Scenario narratives and multiple futures
Scenario narratives offer multiple plausible futures that help individuals and organizations explore a range of futures, each with its own set of internal logic. Scenario planners write deep stories about the future that force leaders to confront their own assumptions and to start thinking about the alternative path for navigating the future. In some futures, seemingly ridiculous contingencies often offer a viable solution, and in others, ideas held with firm conviction falter under the changing circumstances outlined in the narrative.
Scenarios receive a name that describes their core characteristic, a first-person or third-person narrative that includes the state of the principal uncertainties associated with the domain area.
Beyond the narratives, scenarios usually end up as a set of presentation slides that offer high-level overviews that include their name, a single paragraph description, a table of uncertainty values for that future and a list of current events that can be thought of as “evidence” that the narrative remains plausible as the future unfolds.
The narrative power of stories ultimately provides the scenarios with their power. These myths about the future bring evocative language, characters, and situations that help people imagine the future and connect with the underlying logic of that future. Scenarios deliver an alternative structure of facts and relationships, a divergent self-contained truth.
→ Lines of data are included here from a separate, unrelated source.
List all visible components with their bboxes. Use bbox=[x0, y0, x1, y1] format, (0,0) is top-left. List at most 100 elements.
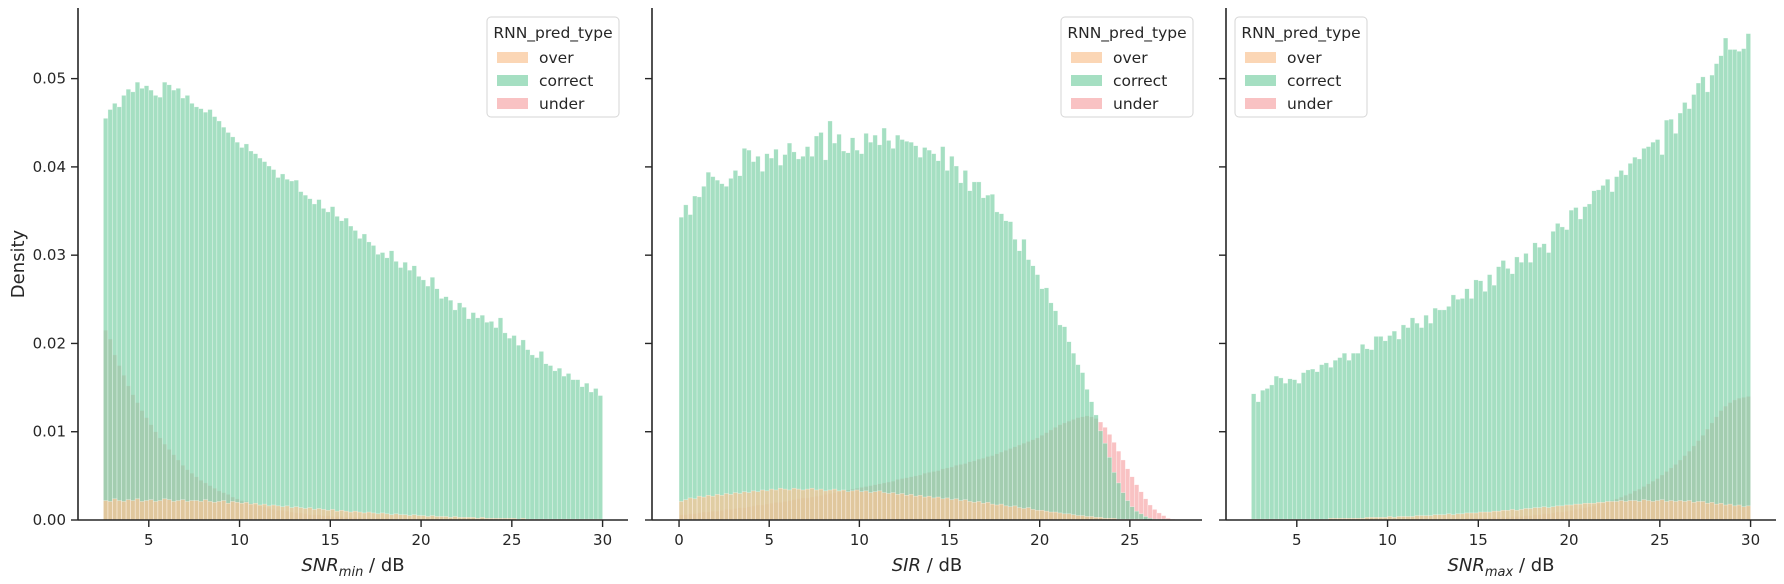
bar-correct bbox=[895, 134, 901, 521]
bar-over bbox=[144, 500, 150, 521]
bar-over bbox=[130, 500, 136, 521]
bar-over bbox=[737, 493, 743, 521]
bar-correct bbox=[890, 148, 896, 521]
bar-correct bbox=[1043, 287, 1049, 521]
bar-correct bbox=[859, 153, 865, 521]
x-tick-label: 20 bbox=[1560, 531, 1579, 549]
legend-title: RNN_pred_type bbox=[1067, 24, 1186, 43]
bar-over bbox=[1582, 502, 1588, 521]
bar-over bbox=[832, 488, 838, 521]
bar-over bbox=[1025, 507, 1031, 521]
bar-correct bbox=[488, 321, 494, 521]
bar-over bbox=[940, 498, 946, 521]
bar-correct bbox=[1686, 108, 1692, 521]
bar-correct bbox=[1012, 239, 1018, 521]
bar-correct bbox=[352, 230, 358, 521]
bar-over bbox=[904, 495, 910, 521]
bar-over bbox=[1586, 502, 1593, 521]
bar-over bbox=[1455, 513, 1461, 521]
x-axis-label: SNRmax / dB bbox=[1447, 555, 1554, 580]
bar-correct bbox=[1582, 206, 1588, 521]
x-tick-label: 30 bbox=[1741, 531, 1760, 549]
bar-correct bbox=[271, 169, 277, 521]
bar-over bbox=[116, 500, 122, 521]
bar-correct bbox=[1080, 372, 1086, 521]
bar-over bbox=[1732, 505, 1738, 521]
bar-over bbox=[1518, 509, 1524, 521]
bar-correct bbox=[384, 257, 390, 521]
bar-correct bbox=[171, 89, 177, 521]
x-axis-label: SIR / dB bbox=[892, 555, 963, 576]
bar-correct bbox=[1655, 139, 1661, 521]
bar-correct bbox=[1505, 268, 1511, 521]
bar-over bbox=[366, 511, 372, 521]
bar-over bbox=[931, 497, 937, 521]
bar-correct bbox=[1287, 378, 1293, 521]
bar-over bbox=[1496, 510, 1502, 521]
bar-over bbox=[890, 492, 896, 521]
bar-over bbox=[357, 511, 363, 521]
bar-over bbox=[361, 512, 367, 521]
bar-correct bbox=[584, 382, 590, 521]
bar-over bbox=[1016, 507, 1022, 521]
bar-correct bbox=[157, 96, 163, 521]
bar-correct bbox=[796, 158, 802, 521]
bar-correct bbox=[1532, 242, 1538, 521]
bar-correct bbox=[863, 133, 869, 521]
bar-correct bbox=[1409, 317, 1416, 521]
bar-over bbox=[895, 494, 901, 521]
bar-correct bbox=[768, 157, 774, 521]
bar-correct bbox=[1391, 330, 1397, 521]
bar-correct bbox=[1107, 457, 1113, 521]
bar-correct bbox=[1632, 156, 1638, 521]
bar-correct bbox=[407, 269, 413, 521]
bar-correct bbox=[1464, 288, 1470, 521]
bar-correct bbox=[330, 206, 336, 521]
bar-over bbox=[971, 502, 977, 521]
bar-over bbox=[1473, 512, 1479, 521]
bar-correct bbox=[845, 152, 851, 521]
bar-over bbox=[1546, 507, 1552, 521]
bar-over bbox=[1632, 500, 1638, 521]
bar-correct bbox=[1057, 324, 1063, 521]
bar-over bbox=[917, 495, 923, 521]
bar-correct bbox=[207, 109, 213, 521]
bar-over bbox=[827, 489, 833, 521]
bar-correct bbox=[1609, 191, 1615, 521]
legend-swatch-over bbox=[1071, 52, 1102, 63]
bar-correct bbox=[325, 211, 331, 521]
bar-correct bbox=[457, 302, 463, 521]
y-tick-label: 0.00 bbox=[33, 511, 66, 529]
bar-over bbox=[1012, 505, 1018, 521]
bar-correct bbox=[1455, 299, 1461, 521]
bar-correct bbox=[116, 106, 122, 521]
bar-correct bbox=[971, 181, 977, 521]
bar-over bbox=[1691, 502, 1697, 521]
bar-over bbox=[261, 503, 268, 521]
legend-title: RNN_pred_type bbox=[493, 24, 612, 43]
bar-correct bbox=[180, 97, 186, 521]
bar-correct bbox=[475, 317, 481, 521]
bar-correct bbox=[1278, 377, 1284, 521]
bar-over bbox=[1636, 501, 1642, 521]
bar-correct bbox=[1305, 369, 1311, 521]
bar-correct bbox=[529, 354, 535, 521]
bar-correct bbox=[805, 146, 811, 521]
bar-correct bbox=[334, 216, 340, 521]
bar-correct bbox=[1541, 243, 1547, 521]
bar-correct bbox=[1360, 344, 1366, 521]
bar-correct bbox=[940, 146, 946, 521]
bar-correct bbox=[375, 254, 381, 521]
bar-over bbox=[193, 500, 199, 521]
bar-over bbox=[962, 499, 968, 521]
bar-correct bbox=[1437, 309, 1443, 521]
bar-correct bbox=[543, 363, 549, 521]
bar-over bbox=[248, 503, 254, 521]
bar-correct bbox=[1586, 203, 1593, 521]
bar-over bbox=[980, 502, 986, 521]
bar-correct bbox=[1682, 102, 1688, 521]
bar-correct bbox=[1273, 375, 1279, 521]
bar-correct bbox=[750, 161, 756, 521]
All scenarios will happen, and none of them will happen. The actual future will be some amalgam of characteristics first viewed through the scenarios. The scenarios instill their narratives is a way that people can use them as a lens for watching the future unfold—rather than pre-constructing a future based on a single set of assumptions and extrapolations, scenarios offer a probability cloud. It is harder for those who imagine many possibilities to find themselves surprised—and it proves easier for them to adapt to the future; that is when they abandon any future they think should be.
Scenarios do not predict the future but act as doors into the future. As the future unfolds, those doors exist increasingly in the past. Scenario narratives only deliver value as long as they remain far enough ahead of circumstances to suggest alternative perspectives. Eventually, the narratives will require new engagement and new grabbling with the emergent uncertainties that will influence the next ten or twenty years.
Scenarios as Complement to Strategic Planning
Scenarios are part of a strategic planning toolkit. They are not intended to compete with other techniques but to complement them. For organizations that conduct strengths, weaknesses, opportunities, and threat analysis (SWOT), scenarios offer a way to test assumptions in the SWOT more vigorously. A strength in one future may prove a liability in another, and some opportunities may only arise under a particular set of circumstances.